To thrive, graduates must pivot their mindset. Don’t just learn from the tools; learn how to effectively partner with them. Your initiative, combined with ambitious projects and genuine engagement within the industry, is the differentiator AI can never replicate.”

Dr. Srinavas Mukkamala, CEO, Securin

Dr. Srinivas Mukkamala is one of the world’s preeminent authorities on cybersecurity, and artificial intelligence. He now serves as CEO of Securin, Board of Regents for New Mexico Tech, Independent Board Member of El Paso Electric, State of New Mexico Governor’s Advisor on AI and Cyber Security, Advisor Cowbell Cyber, Advisor Security Scorecard, and among many other advisory roles. He is generous with his insights, having written and contributed to countless (120+) peer reviewed publications (with 6,000+ citations and counting), and collaborated with the U.S. Department of Defense to address high-stakes cybersecurity challenges (CACTUS: Computational Analysis of Cyber Terrorism against the US). Dr. Mukkamala holds a Ph.D. and a Master of Science in Computer Science from New Mexico Institute of Mining and Technology, one of the nation’s top technical institutions. He holds multiple patents on Application Security and a patent on Computational Intelligent Agents for Intrusion Detection.

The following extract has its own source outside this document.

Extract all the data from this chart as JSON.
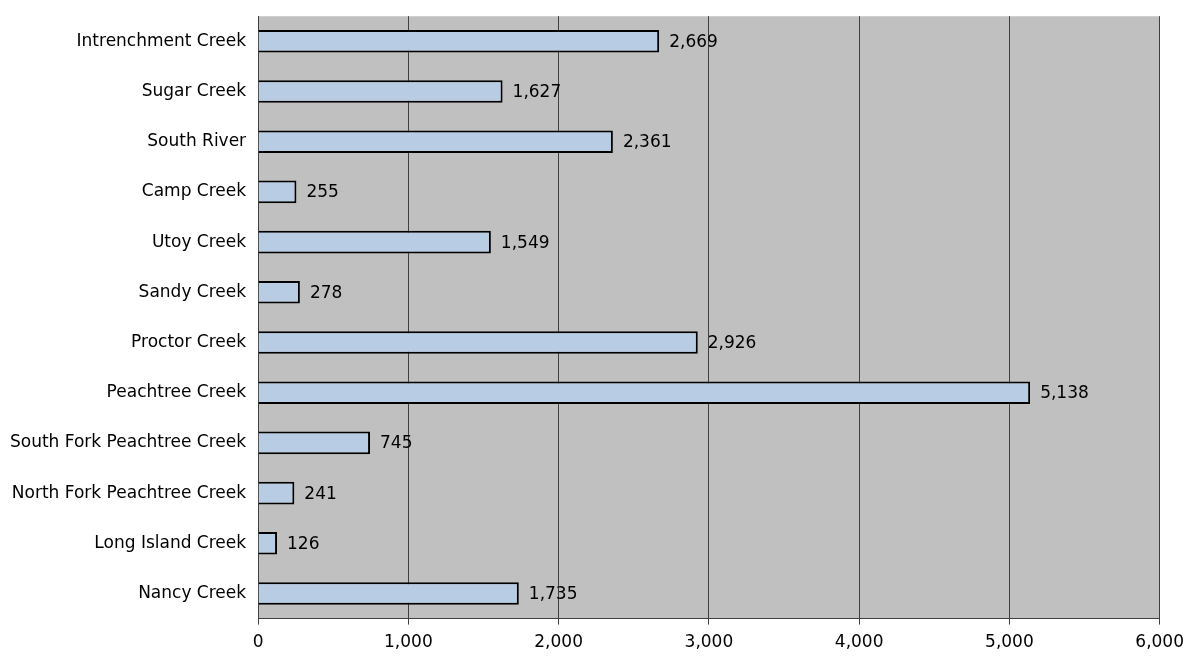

Tom Stockmeyer, Managing Director, Government and Critical Infrastructure, Cyware

Tom Stockmeyer is a cybersecurity leader known for advancing threat intelligence sharing across SLTT, ISACs, CISA, and other critical infrastructure sectors like Healthcare, Maritime and Aviation. He also champions community leadership through roles with TechBridge, Christ the King School, and the National Technology Security Coalition. Before his career in cybersecurity, Tom served in the United States Marine Corps, where he honed his leadership and problem-solving skills.

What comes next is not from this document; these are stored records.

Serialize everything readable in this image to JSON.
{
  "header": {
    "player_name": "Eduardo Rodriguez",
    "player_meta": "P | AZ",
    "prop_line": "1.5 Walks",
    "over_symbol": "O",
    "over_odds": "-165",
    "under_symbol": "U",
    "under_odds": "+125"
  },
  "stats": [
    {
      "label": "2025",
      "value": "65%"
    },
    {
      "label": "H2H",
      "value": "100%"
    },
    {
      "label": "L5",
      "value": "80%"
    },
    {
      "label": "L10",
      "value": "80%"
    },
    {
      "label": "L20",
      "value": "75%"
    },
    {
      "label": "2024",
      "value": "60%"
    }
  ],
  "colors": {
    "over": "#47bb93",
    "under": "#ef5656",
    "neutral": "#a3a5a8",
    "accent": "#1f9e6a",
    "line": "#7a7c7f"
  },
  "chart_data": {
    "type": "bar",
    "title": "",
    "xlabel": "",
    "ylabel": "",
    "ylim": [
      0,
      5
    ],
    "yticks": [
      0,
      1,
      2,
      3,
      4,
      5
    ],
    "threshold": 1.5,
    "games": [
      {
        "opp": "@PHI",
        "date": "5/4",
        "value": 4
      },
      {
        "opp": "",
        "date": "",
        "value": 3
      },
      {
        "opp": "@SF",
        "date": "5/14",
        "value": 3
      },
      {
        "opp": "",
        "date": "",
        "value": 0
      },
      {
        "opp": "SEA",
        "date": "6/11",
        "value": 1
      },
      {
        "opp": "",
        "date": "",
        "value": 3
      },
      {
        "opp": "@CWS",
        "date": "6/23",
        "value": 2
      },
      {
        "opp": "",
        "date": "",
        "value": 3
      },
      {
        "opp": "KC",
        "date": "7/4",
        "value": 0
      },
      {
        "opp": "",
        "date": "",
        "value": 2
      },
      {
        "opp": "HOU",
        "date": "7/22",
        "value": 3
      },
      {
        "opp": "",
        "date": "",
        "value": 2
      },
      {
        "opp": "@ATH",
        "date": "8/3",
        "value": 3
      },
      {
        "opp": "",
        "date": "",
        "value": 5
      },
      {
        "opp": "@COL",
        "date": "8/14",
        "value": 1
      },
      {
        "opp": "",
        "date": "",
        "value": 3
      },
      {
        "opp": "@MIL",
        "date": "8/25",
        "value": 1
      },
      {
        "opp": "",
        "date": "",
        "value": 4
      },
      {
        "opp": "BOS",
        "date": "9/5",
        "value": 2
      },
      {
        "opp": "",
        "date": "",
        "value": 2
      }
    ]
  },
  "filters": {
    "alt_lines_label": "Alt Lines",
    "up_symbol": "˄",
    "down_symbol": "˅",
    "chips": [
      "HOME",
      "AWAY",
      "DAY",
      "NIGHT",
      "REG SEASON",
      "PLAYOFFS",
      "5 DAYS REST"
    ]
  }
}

Ronen Slavin, CTO and Co-founder, Cycode

Ronen Slavin is a co-founder and CTO of Cycode, a source code control, detection, and response platform. Prior to their current role, Ronen held various positions in cybersecurity and software development, including being the head of research at FileLock Inc. and a software team lead at the Israel Defense Forces. Ronen has a Master of Science degree in Computer Science from Bar-Ilan University and a Bachelor’s degree in Computer Science from Israel Jobs.

Jay Bavisi, Group President, EC-Council

Jay Bavisi is the Founder and President of EC- Council Group, a global leader in information security education, training, and certification. Jay led the efforts in establishing EC-Council’s partnership with the International Telecommunications Union (ITU), an arm of the United Nations, via the International Multilateral Partnership Against Cyber Threats (IMPACT) to develop sustainable knowledge and capabilities in information security awareness amongst government agencies in 194 member countries. Named as the Cyber Security Professional of the Year during the CSM-ACE conference, he also served as a Board member of the Department of Homeland Security/National Security Agency’s Colloquium for Information Systems Security Education (CISSE), reputed as one of the largest information security gathering of academics, government, and industry professionals in the United States.

Amir Kazemi, Director of Product Marketing at Cycode

Amir Kazemi is the Director of Product Marketing at Cycode. Amir has an extensive background in cybersecurity and tech marketing and specializes in implementing cutting-edge AI solutions to strengthen software security and foster collaboration between development and security teams. He currently drives the evolution of Cycode’s AI-Native Application Security platform.

Mudit Sinha, AI Lead, Lineaje

Mudit Sinha is an AI Lead at Lineaje, the full life-cycle software supply chain security company. He specializes in large language models (LLMs), data science, and software engineering, with proven expertise in driving AI initiatives from concept to deployment. He earned his Bachelor’s degree in Computer Science from the University of Massachusetts Amherst.